Thursday, May 13, 2010

I fished a snake out of the pool

OK… What really happened was more like…

Scene: Angie doing water aerobics. I look over and see a snake doing water aerobics. Go back to lunges and then in slow motion, my head slowly turns and realizes – IT REALLY IS A SNAKE. I hightail it out of the pool and stand on the edge pondering what to do next – all the while the promos from Snakes On A Plane are circling in my head. 'What would Samuel L. do?' And 'I hope his fired his agent for letting him do that movie.'

I scream a tiny scream hoping my husband who is inside on a conference call will hear me and coming running. No husband. I head over to the pool closet looking for the skimmer. 'WHERE IS THAT NET? Why is it so hard to find a net?
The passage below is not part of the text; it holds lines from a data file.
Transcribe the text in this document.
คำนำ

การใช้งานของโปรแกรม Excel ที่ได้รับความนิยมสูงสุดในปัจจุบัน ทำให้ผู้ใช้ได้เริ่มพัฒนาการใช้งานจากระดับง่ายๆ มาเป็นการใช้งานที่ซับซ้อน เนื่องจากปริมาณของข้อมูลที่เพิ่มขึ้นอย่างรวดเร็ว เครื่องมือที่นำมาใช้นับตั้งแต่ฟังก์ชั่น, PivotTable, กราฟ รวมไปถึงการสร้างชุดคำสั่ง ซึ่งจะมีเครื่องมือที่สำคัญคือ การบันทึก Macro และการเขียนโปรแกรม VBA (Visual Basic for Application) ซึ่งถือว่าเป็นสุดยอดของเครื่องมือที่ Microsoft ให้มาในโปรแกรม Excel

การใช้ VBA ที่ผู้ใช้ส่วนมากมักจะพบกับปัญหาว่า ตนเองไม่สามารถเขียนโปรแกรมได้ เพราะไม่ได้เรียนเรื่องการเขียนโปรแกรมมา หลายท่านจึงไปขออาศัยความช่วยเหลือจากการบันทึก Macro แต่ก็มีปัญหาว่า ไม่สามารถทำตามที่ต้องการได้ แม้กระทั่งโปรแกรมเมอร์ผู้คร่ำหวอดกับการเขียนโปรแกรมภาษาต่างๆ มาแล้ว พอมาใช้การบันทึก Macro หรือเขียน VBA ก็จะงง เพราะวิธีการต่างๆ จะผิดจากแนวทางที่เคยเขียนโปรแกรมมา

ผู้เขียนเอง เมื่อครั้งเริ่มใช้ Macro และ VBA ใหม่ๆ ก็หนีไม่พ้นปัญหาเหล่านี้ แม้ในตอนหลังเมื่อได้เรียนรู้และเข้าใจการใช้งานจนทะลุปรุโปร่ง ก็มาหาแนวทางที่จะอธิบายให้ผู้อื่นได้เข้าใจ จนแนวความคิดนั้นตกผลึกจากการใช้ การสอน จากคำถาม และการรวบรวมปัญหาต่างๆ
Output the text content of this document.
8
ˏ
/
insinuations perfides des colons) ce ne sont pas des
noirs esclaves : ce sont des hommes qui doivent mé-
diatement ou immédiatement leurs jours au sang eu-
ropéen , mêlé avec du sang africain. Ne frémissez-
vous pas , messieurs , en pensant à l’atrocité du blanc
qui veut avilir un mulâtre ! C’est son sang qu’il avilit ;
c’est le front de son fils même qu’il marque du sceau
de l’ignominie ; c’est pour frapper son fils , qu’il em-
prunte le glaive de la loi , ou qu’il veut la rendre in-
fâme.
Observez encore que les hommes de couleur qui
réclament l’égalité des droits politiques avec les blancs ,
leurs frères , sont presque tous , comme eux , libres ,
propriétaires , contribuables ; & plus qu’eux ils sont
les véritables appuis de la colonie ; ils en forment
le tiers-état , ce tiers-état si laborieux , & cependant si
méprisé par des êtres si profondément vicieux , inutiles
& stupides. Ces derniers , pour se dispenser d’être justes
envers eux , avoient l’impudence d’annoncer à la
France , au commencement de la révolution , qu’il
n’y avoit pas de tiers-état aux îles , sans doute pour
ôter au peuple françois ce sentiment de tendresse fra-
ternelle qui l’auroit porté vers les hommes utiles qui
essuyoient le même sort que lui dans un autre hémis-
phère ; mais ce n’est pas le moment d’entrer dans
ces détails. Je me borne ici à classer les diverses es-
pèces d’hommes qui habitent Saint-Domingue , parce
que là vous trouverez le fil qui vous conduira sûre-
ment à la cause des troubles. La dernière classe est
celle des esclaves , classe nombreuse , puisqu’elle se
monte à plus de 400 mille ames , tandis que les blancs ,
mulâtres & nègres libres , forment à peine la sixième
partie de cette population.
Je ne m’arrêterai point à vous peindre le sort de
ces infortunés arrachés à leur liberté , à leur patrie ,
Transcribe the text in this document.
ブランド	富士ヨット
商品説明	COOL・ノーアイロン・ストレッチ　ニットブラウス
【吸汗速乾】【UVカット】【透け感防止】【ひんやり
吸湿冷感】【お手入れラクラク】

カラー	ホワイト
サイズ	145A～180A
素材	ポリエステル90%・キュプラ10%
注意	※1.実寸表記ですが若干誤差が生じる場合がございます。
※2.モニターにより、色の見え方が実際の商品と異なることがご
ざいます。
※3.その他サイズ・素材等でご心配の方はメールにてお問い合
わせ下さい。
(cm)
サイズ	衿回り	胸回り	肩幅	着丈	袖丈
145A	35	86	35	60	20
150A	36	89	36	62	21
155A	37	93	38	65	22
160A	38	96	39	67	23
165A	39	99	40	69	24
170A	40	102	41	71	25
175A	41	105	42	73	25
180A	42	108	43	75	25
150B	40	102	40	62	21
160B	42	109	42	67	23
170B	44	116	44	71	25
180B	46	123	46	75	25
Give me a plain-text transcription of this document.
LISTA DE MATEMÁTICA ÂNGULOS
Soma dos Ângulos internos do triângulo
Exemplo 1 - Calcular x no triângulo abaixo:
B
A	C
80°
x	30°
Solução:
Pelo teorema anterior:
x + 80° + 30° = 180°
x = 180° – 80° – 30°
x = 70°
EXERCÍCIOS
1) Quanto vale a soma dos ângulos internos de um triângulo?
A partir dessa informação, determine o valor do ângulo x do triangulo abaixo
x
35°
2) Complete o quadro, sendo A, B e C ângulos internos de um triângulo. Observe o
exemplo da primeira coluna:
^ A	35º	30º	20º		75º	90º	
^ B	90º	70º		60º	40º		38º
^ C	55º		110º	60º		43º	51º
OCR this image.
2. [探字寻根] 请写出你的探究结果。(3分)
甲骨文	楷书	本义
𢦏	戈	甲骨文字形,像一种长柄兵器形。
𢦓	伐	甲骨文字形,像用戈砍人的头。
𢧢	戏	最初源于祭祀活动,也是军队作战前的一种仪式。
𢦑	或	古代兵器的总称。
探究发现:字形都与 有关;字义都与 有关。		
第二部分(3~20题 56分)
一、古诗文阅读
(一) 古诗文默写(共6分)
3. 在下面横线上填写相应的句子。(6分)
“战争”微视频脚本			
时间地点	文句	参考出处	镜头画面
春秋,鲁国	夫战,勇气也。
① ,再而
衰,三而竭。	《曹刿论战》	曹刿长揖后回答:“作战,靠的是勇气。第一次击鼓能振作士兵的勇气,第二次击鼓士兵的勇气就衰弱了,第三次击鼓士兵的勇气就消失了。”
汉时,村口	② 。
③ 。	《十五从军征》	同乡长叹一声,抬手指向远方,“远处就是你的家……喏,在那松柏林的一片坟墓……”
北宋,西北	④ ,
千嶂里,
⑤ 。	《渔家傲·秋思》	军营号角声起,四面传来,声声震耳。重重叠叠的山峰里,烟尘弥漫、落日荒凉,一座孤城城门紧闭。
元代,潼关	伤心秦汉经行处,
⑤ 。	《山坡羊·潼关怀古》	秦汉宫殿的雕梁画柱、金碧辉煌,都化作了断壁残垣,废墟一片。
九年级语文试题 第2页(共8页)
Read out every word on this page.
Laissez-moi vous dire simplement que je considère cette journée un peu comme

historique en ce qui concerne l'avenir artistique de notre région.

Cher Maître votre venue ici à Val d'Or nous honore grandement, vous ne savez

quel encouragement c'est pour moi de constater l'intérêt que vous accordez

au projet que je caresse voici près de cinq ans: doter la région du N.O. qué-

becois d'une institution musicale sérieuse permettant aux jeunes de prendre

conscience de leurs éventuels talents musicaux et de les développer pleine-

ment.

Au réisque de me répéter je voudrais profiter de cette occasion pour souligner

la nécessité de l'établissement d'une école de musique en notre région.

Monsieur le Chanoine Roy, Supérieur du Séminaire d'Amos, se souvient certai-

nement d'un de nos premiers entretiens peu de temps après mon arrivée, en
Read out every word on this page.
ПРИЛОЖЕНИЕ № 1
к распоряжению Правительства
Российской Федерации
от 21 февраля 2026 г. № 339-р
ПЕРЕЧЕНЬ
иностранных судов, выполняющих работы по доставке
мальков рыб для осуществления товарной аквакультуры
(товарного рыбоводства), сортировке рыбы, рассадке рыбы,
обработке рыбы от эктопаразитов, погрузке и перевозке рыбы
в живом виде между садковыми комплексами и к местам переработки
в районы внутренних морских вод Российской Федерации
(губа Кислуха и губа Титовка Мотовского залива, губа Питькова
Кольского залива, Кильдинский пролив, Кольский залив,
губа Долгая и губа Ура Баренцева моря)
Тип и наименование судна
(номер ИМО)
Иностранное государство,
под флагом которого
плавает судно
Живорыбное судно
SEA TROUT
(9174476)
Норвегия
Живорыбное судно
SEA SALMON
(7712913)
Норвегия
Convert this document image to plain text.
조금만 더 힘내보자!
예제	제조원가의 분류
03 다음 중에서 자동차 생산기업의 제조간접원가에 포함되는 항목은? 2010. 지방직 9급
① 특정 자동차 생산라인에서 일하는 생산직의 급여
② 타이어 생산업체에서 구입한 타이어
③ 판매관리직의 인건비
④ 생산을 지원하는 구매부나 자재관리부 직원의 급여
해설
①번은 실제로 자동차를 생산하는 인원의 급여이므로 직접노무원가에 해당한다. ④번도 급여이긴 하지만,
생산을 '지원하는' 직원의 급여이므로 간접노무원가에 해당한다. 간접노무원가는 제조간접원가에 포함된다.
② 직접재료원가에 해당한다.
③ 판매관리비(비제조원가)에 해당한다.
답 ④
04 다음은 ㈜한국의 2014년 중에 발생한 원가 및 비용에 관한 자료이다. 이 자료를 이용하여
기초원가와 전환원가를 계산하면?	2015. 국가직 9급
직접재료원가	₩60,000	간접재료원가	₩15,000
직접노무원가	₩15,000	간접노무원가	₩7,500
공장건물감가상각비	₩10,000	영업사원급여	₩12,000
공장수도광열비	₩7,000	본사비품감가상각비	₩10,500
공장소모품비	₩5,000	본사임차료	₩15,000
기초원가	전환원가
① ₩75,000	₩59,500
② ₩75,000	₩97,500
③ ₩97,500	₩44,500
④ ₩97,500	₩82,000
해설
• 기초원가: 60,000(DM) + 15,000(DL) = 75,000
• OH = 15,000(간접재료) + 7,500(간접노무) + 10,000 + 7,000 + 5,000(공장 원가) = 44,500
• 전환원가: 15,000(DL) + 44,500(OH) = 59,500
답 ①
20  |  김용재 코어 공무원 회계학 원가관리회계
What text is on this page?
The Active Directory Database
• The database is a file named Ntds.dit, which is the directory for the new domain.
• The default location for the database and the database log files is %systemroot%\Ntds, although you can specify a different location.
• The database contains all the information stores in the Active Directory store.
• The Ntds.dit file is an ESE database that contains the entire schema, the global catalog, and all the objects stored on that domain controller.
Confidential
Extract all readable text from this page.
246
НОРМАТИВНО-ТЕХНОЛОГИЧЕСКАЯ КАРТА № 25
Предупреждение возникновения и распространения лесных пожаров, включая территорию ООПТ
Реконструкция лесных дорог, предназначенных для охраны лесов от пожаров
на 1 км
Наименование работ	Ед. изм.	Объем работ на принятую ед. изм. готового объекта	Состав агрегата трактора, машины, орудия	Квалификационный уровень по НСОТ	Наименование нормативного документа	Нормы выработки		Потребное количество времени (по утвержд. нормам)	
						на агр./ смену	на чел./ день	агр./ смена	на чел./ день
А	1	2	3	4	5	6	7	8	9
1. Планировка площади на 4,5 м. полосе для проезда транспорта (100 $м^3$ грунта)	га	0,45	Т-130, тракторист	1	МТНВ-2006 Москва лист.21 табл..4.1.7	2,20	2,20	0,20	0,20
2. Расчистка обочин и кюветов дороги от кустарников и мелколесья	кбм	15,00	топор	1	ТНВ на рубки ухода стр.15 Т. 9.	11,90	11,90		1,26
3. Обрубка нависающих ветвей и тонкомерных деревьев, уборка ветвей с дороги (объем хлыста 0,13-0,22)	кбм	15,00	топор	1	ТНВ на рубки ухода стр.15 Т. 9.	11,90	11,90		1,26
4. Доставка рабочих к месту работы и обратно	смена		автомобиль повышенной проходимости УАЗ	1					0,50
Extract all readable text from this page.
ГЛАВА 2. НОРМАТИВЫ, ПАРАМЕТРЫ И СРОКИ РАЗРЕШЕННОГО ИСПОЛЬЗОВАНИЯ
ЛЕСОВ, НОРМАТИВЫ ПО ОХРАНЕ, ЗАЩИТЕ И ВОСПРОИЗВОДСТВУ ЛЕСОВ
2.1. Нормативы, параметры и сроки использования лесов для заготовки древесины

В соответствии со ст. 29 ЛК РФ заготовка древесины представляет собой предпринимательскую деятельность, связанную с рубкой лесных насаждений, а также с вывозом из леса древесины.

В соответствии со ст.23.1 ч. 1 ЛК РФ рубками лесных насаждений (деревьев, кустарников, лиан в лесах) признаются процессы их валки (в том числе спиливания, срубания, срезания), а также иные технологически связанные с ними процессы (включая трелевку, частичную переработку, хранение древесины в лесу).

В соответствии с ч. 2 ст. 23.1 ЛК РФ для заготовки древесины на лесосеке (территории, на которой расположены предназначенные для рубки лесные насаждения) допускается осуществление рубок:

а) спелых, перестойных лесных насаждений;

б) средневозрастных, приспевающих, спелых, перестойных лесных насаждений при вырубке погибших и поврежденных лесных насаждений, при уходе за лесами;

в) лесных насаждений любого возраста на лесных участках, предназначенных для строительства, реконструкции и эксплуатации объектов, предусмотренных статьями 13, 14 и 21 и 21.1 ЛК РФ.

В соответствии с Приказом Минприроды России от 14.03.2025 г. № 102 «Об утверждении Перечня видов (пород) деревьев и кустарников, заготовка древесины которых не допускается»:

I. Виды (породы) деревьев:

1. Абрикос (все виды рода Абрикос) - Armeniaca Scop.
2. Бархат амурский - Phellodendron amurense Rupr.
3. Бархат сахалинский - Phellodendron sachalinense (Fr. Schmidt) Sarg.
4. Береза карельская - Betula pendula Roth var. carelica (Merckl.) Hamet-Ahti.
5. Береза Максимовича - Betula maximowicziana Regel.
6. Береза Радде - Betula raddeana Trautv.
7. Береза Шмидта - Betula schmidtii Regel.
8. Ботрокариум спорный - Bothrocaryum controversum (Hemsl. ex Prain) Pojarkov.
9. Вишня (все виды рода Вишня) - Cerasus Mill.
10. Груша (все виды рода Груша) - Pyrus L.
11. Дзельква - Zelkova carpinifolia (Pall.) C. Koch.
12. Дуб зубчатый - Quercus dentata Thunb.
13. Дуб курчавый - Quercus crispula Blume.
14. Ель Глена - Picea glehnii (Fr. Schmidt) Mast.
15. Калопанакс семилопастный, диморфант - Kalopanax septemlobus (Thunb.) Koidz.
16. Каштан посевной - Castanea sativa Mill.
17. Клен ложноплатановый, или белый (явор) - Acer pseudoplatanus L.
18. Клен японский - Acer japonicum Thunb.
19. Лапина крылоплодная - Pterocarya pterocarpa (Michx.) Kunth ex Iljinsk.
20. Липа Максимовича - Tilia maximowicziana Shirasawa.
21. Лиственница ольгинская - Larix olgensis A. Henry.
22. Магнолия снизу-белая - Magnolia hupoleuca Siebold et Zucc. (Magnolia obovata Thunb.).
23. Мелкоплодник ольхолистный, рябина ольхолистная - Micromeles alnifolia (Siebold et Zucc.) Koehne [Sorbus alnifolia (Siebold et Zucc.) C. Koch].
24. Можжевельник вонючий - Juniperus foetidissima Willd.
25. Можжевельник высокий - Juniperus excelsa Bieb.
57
Where in the world would my husband put the net? I can’t get the snake without a net! I run over to the backyard and look for the net. NO NET!!! WHERE IS THE NET??' I contemplate going inside to get my husband, but then I say to myself, 'Angie! You are a woman of the 90s! You can do this!' (Apparently in my head, it is still the 90s and women in the 90s fish foot-long snakes out of pools.)

I head back to the pool closet and find the net. Grrreat! Now I really have to get the snake. I head over to the side of the pool and start fishing. It squirms and then makes a break for the other side of the pool. I should jump in and get it. WHAT!!! Then I would in the pool with the snake. BAD IDEA! I run to the other side. After a few struggles, I get it in the net and it is all floppy and squirmy. Now I really scream and run toward the backdoor and fling it with all my might. It goes 3 feet. But that is far enough.

At this point, my husband comes running out. The combination of running and screaming has triggered an internal “huh…my wife might be in trouble…..” alarm.* I think, ‘Just in time, Lucky!’ I tell him how I got the snake out of the pool. He asks how big it was. I say a foot. He is surprised that is was actually a snake. See, when I originally said SNAKE! He thought worm.**

I made him check the rest of the pool. He declared it “All Clear.” And back into the water I went. Because if you don’t get back on the horse right away – you might never swim in your own pool again.

*Running and screaming independently do not sound the alarm anymore. I am a wee bit of an over reactor.
**See note regarding “over reactor”


  1. I had a suicidal goldfish one time, and the first time it leapt out of the bowl, I spent a solid two minutes trying to determine how long it would take my brother, who lived five miles away, to make it to my house to pick it up. So, if I were in FL and saw a snake in the pool, I would be sitting on the deck chair still waiting for someone to take care of it.